Anand Radhakrishnan of Franklin Templeton India says a management education widened his world view

I got my engineering degree, a B.Tech in Chemical Engineering from Alagappa College of Technology, Anna University, Chennai, in 1990. After working for a couple of years, I cracked the CAT and joined IIM-A and got my Post Graduate Diploma in Management in 1994.

How my MBA helped me in corporate life

First, it helped me to change my career from engineering to financial services. Second, it widened my world view in general and helped me understand businesses from multiple angles. As an engineer I would have appreciated the business from a technology or product or services perspective alone. As a business management professional, I have tended to develop a more holistic view of corporates. This has helped me to approach my career with an entirely different perspective.

My key learnings from my MBA

The recognition that people have talents in different areas dawned upon me a bit late, in my institute. Also working in teams was a huge learning, the ability to leverage each other’s strengths, complement skills, divide the work and meet deadlines… it was a fun race. Generating multiple solutions and options for a given problem and evaluating them objectively is one the most under-rated skills in the real world, but taught effectively in an MBA course.

If I had to re-visit my MBA what I would have liked to have been part of the course

Organisational politics needed more understanding. Also, more specific to my current profession as a finance professional, the institute needed to provide deep skills in a chosen area over and above the general management approach it follows. In other words, areas of excellence within management education needed to be cultivated and actively promoted.

The chief ingredients in my success in corporate life

An attitude to handle complex and stressful situations has been a useful trait. An ability to evolve a strategy, follow it and stay the course in response to a particular challenge is very important too. Most importantly the willingness to delegate, trust the team and encourage them to take independent decisions helps a lot to keep evolving.

My best and worst moments

Worst: Professionally, the early part of my career was very challenging. An unknown manager in an industry where there were all kinds of players… legends, stars, blue-eyed boys, whizkids and so on. Working in a start-up, trying to earn a name felt almost like a losing battle at one point.

Best: Winning the Best Equity fund house for Franklin Templeton India from international rating agency Morningstar in early 2015 is a cherished moment, not because we won it, but because it was a kind of recognition the firm deserved to get for a long time but somehow remained elusive.

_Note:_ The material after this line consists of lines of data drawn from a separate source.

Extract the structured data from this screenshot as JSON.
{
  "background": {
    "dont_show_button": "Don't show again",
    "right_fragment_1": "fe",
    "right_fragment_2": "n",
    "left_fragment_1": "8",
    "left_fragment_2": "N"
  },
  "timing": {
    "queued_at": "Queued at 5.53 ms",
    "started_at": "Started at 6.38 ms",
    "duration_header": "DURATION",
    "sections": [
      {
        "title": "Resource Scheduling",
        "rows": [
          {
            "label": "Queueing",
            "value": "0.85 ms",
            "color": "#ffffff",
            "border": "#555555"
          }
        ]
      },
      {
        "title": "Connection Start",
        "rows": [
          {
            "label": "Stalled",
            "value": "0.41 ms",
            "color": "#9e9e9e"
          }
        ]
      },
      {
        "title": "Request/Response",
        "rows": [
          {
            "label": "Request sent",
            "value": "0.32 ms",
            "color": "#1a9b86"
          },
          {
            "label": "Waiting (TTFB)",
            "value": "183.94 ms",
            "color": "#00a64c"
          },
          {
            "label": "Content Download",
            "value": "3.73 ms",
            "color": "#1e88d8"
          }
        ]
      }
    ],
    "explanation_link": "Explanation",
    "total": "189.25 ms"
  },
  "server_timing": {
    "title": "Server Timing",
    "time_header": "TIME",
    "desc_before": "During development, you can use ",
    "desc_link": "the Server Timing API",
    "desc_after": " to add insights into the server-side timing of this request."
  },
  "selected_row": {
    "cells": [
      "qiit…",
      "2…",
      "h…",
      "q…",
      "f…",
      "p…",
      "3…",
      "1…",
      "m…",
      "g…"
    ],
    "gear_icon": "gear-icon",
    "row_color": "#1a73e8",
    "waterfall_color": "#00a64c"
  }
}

My advice to young MBAs who are joining the corporate sector

There are many: Never chase money at the early part of career, chase the experience. Choose the firm you work for carefully (no fun in working in a corporate with a dubious quality of management) / take a medium term approach to a job i.e. do not switch jobs too fast. Help in innovating within your sector.

Am I happy with the way the MBA is structured / taught today?

I don’t know about many institutes, but felt that the pedagogy of IIM-A was quite unique and enhances one’s learning experience. To that extent I am very happy with what I got to learn in my MBA degree.